Bonding With a Puppy Is a Joyous Experience

My wife and I recently adopted a puppy who is now 10 weeks old. She is teething on everything—especially my hands and arms, which are obviously far more fascinating than than all the teething toys, chew sticks, fluffy squeak toys and assorted other puppy gadgets and playthings. Since her teeth are very sharp, I have puncture wounds and bruises up and down my arms.

Housebreaking a puppy is not for the faint of heart. Taking her outside every 25 minutes (I’m not exaggerating) is demanding. We don’t have 3am feedings like with a human baby, but we do have 3am potty calls that feel like it’s about the same. And when she wakes up for good at 4:30am, she wakes me up for the day as well. But playing, holding, nurturing and cuddling a puppy is hard to beat. To parent a puppy offers a number of obvious benefits. (I refuse to be called a dog owner. I’m her daddy, plain and simple.) Since our grown children are gone from our home, and our 3-year-old grandson lives out of state, it’s our mature dog and our puppy that complete our family. They are the surrogate children we live with now, and our family would be incomplete without them. (I am not against cats or other pets. I am simply smitten by dogs, and especially puppies.)

Dogs give people friendship and companionship, and often greater closeness, attachment and camaraderie than many of our closest friends and family. That friendship releases oxytocin, a natural hormone-like chemical our bodies produce. Just the act of petting a dog releases oxytocin, which lowers our blood pressure, decreases our heart rate and reduces our level of stress. Oxytocin is associated with touch, affection, bonding and attachment, and is known as the “cuddle chemical.” It’s what helps a mother and a baby bond. Dogs produce it also, so the chemical is being released by both dog and human. This is likely why dogs have earned the nickname “man’s best friend.” Warm, affectionate interactions help you feel close with your dog and help your dog feel close to you.

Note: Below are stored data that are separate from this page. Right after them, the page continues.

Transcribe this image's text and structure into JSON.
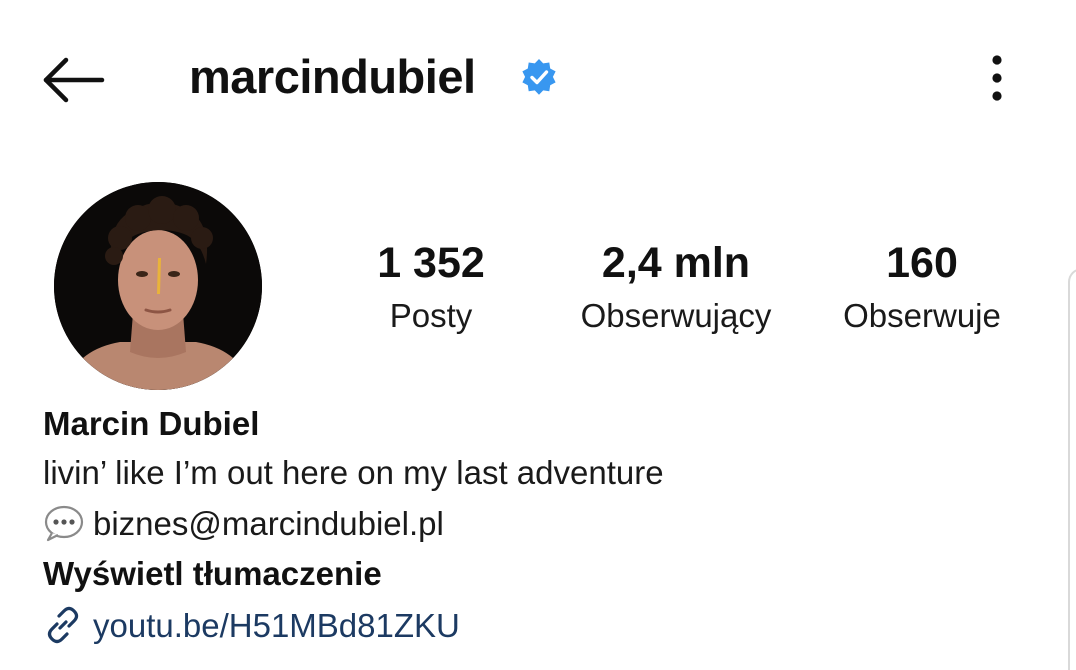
{
  "header": {
    "username": "marcindubiel",
    "verified": true,
    "back_icon": "arrow-left-icon",
    "more_icon": "more-vertical-icon",
    "verified_color": "#3897f0"
  },
  "profile": {
    "avatar_icon": "profile-photo"
  },
  "stats": {
    "posts_value": "1 352",
    "posts_label": "Posty",
    "followers_value": "2,4 mln",
    "followers_label": "Obserwujący",
    "following_value": "160",
    "following_label": "Obserwuje"
  },
  "bio": {
    "full_name": "Marcin Dubiel",
    "text": "livin’ like I’m out here on my last adventure",
    "contact_icon": "speech-bubble-icon",
    "contact_email": "biznes@marcindubiel.pl",
    "translate_label": "Wyświetl tłumaczenie",
    "link_icon": "link-icon",
    "link_text": "youtu.be/H51MBd81ZKU",
    "link_color": "#1c3a62"
  }
}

After I’ve been gone for awhile, my puppy is always happy to see me. In fact, she acts like me coming home is the highlight of her day—every day. Exactly which human in your life consistently does that? And need I say that dogs (especially puppies) are fun? They’re loaded with energy, they keep us active, force us to go outside and are great at playing games.

Dogs are sensitive to our emotions, our facial expressions, our words and our body language, which is why we often talk to our dogs. It gives them pleasure to please us, and they don’t judge or criticize us. People are less likely to be depressed if they are bonded with a dog, and they are more easily brought out of depression if they play and cuddle with a dog. Dogs have a similar limbic system in their brain as we do. It’s our limbic system that allows us to feel emotions, which is exactly why dogs demonstrate emotional sensitivity, responsiveness, kindness and fair play. And if you live alone, having a dog gives you the same emotional/spiritual benefit as a human friend does. It protects us from loneliness because we don’t feel so alone, especially as we grow older.

And did I mention that my puppy makes me smile and feel happy?